In the fine print of Ennis's performance were the most impressive details. She conjured up PBs in three of her seven events, found a season's best in another and, with her overall tally of 6,995 points, not only smashed Denise Lewis's national record but went fifth on the global all-time list.
That remarkable display in the hurdles also means that she now holds two individual British records (high jump being the other) as well as the multi-event mark. So fast was the run that it equalled the time clocked by Dawn Harper in winning the Olympic 100m hurdles title in Beijing.
Such scores speak of dominance and ease. They should not. Ennis arrived in London having come off second best in both spring's World Indoors and the previous summer's World Championships.
Tatyana Chernova took one of those global titles, reigning Olympic champion Nataliya Dobrynska the other. Both too have quintessential multi-eventer frames, long of lever and big on power. Ennis, by contrast, has to produce more from less.
"If you were designing the perfect size for the multi-eventer, you wouldn't design Jess," says Thompson. "For her to succeed with what God has given her illustrates not only her determination and hard work but also how well she works with her coach.
"The set-back [at the World Championships] in Daegu was probably one of the best things that could have happened to her. She had to think long and hard about what she could do to improve, what changes she should make. It meant she went into 2012 with a slight underdog mentality, and that will always keep you focused.
"It was a big ask if she hadn't had a really good winter. But she had a fantastic winter. She worked brutally hard, stayed fit and corrected the few mistakes she had. She was ready."
On that first day Ennis followed her hurdles heroics with a 1.86m high jump, 14.28m shot and sizzling 22.83 secs 200m. Throughout it all she appeared both resolutely chipper and preternaturally calm, smiling and waving after each success as if genuinely enjoying every sunlit second.
The big tests were to come. Her long jump had been a struggle all summer, her javelin the weakness that cost her the world title the previous year.
In both she would deliver in emphatic style. A shaky first-round jump was followed by one of 6.48m; in the final round of the javelin, she landed a PB of 47.49m, eight metres up on her best effort in South Korea last summer.
"Jesse knew she was going really well, and she did exactly the right thing in focusing entirely on each event she was doing, rather than the overall picture," explains Thompson.

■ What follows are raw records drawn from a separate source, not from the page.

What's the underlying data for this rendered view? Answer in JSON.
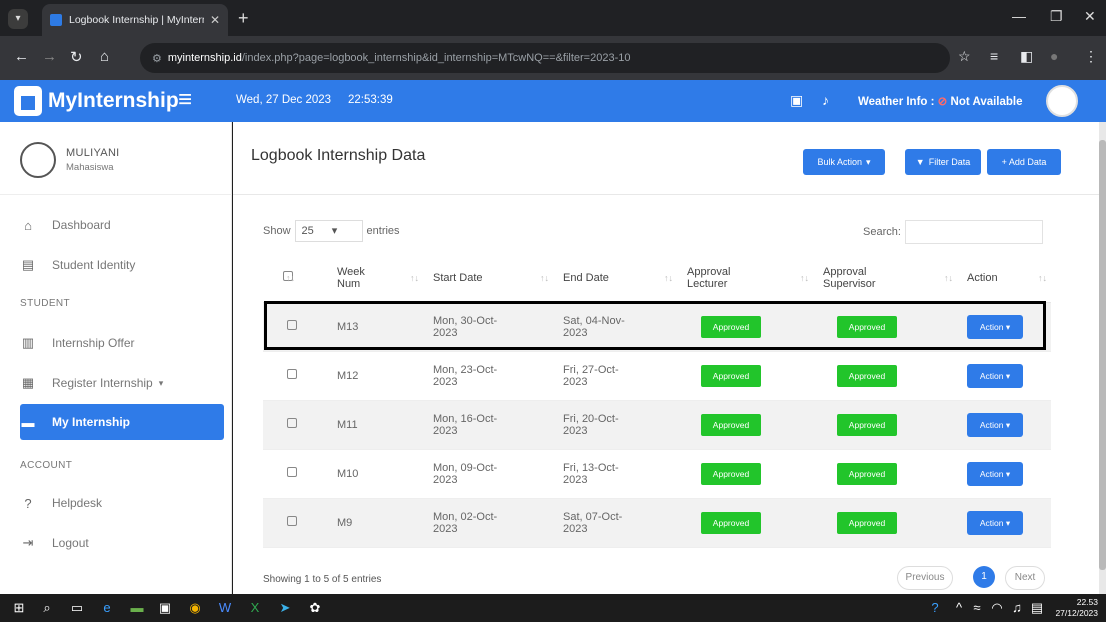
{
  "browser": {
    "tab_title": "Logbook Internship | MyIntern",
    "url_site": "myinternship.id",
    "url_path": "/index.php?page=logbook_internship&id_internship=MTcwNQ==&filter=2023-10"
  },
  "header": {
    "brand": "MyInternship",
    "date": "Wed, 27 Dec 2023",
    "time": "22:53:39",
    "weather_label": "Weather Info :",
    "weather_value": "Not Available"
  },
  "sidebar": {
    "user_name": "MULIYANI",
    "user_role": "Mahasiswa",
    "items": [
      {
        "label": "Dashboard",
        "icon": "home-icon"
      },
      {
        "label": "Student Identity",
        "icon": "id-card-icon"
      },
      {
        "label": "Internship Offer",
        "icon": "building-icon"
      },
      {
        "label": "Register Internship",
        "icon": "form-icon"
      },
      {
        "label": "My Internship",
        "icon": "briefcase-icon"
      },
      {
        "label": "Helpdesk",
        "icon": "question-icon"
      },
      {
        "label": "Logout",
        "icon": "logout-icon"
      }
    ],
    "sections": {
      "student": "STUDENT",
      "account": "ACCOUNT"
    }
  },
  "page": {
    "title": "Logbook Internship Data",
    "bulk_action": "Bulk Action",
    "filter_data": "Filter Data",
    "add_data": "+ Add Data",
    "show_label": "Show",
    "entries_value": "25",
    "entries_label": "entries",
    "search_label": "Search:",
    "footer_info": "Showing 1 to 5 of 5 entries",
    "prev": "Previous",
    "page_num": "1",
    "next": "Next"
  },
  "table": {
    "headers": {
      "week_a": "Week",
      "week_b": "Num",
      "start": "Start Date",
      "end": "End Date",
      "appr_lect_a": "Approval",
      "appr_lect_b": "Lecturer",
      "appr_sup_a": "Approval",
      "appr_sup_b": "Supervisor",
      "action": "Action"
    },
    "rows": [
      {
        "week": "M13",
        "start_a": "Mon, 30-Oct-",
        "start_b": "2023",
        "end_a": "Sat, 04-Nov-",
        "end_b": "2023",
        "lect": "Approved",
        "sup": "Approved",
        "action": "Action"
      },
      {
        "week": "M12",
        "start_a": "Mon, 23-Oct-",
        "start_b": "2023",
        "end_a": "Fri, 27-Oct-",
        "end_b": "2023",
        "lect": "Approved",
        "sup": "Approved",
        "action": "Action"
      },
      {
        "week": "M11",
        "start_a": "Mon, 16-Oct-",
        "start_b": "2023",
        "end_a": "Fri, 20-Oct-",
        "end_b": "2023",
        "lect": "Approved",
        "sup": "Approved",
        "action": "Action"
      },
      {
        "week": "M10",
        "start_a": "Mon, 09-Oct-",
        "start_b": "2023",
        "end_a": "Fri, 13-Oct-",
        "end_b": "2023",
        "lect": "Approved",
        "sup": "Approved",
        "action": "Action"
      },
      {
        "week": "M9",
        "start_a": "Mon, 02-Oct-",
        "start_b": "2023",
        "end_a": "Sat, 07-Oct-",
        "end_b": "2023",
        "lect": "Approved",
        "sup": "Approved",
        "action": "Action"
      }
    ]
  },
  "taskbar": {
    "time": "22.53",
    "date": "27/12/2023"
  },
  "colors": {
    "accent": "#2f7be8",
    "approved": "#22c52b"
  }
}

"What you do is this: you remind yourself that you've had so many good throws in training that you don't need to look at the negative. You tell yourself: 'If I get one good one now, it's over.'
"You relax yourself by telling yourself that this throw is no big deal. That's one of the key things that training like Jess's gives you - it steels you for the tests ahead.

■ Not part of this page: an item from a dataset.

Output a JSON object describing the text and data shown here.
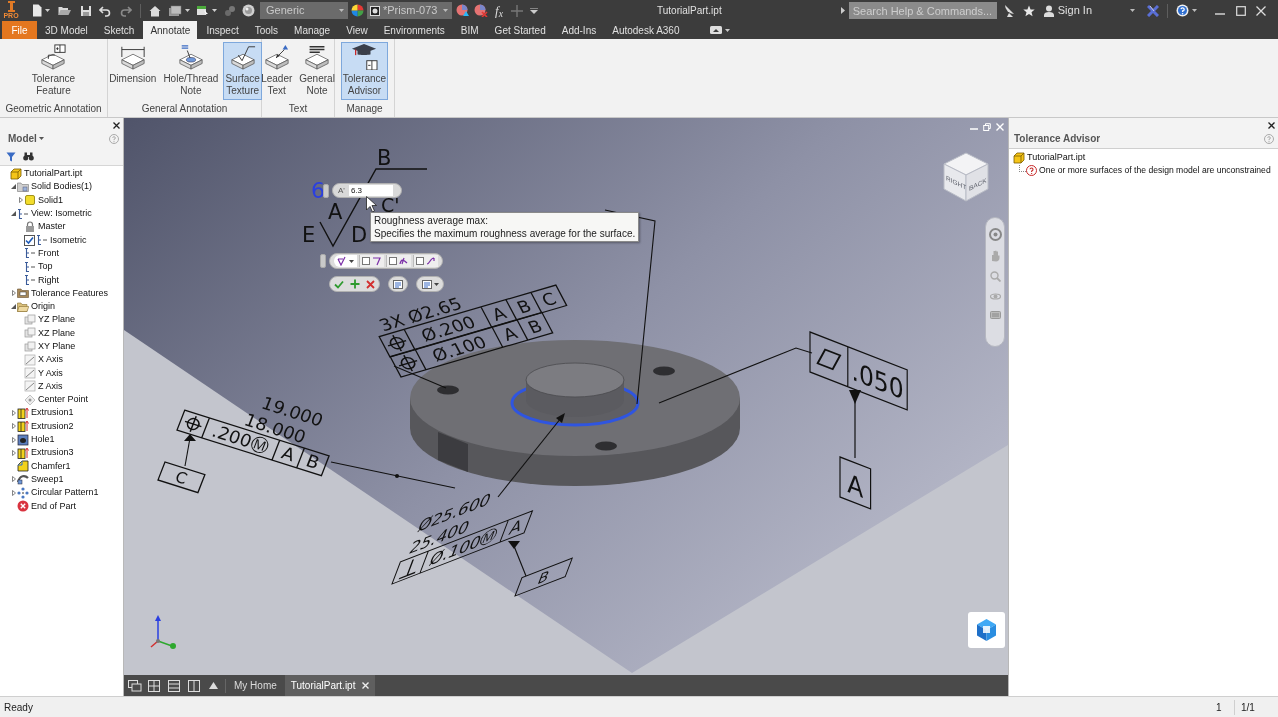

"The big moment for her was standing on the start line for the 800m. If you're not experienced, and if you're not in control of your emotions, that point can be an absolute rollercoaster.
"But she was in charge, and she delivered. She put the whole event together, but I loved her 800m."
Ennis knew her lead was virtually insurmountable, yet went to the front at the bell. When Chernova and Germany's Lilli Schwarzkopf came past her on the back straight, she still had gold secured.
She wanted more. Off the top bend she went again, kicking hard to accelerate away and take the Olympic title in fitting style - out in front, out on her own.
"She wanted to finish off as she started - even though she didn't have to win it, she just refused to be beaten," says Thompson.
"It's one of reasons why I believe she can go on and do even better: she has that fierce competitive spirit that all top athletes require.
"For now, Jess is easily the best multi-event athlete in the world, and that's exactly what she set out to be."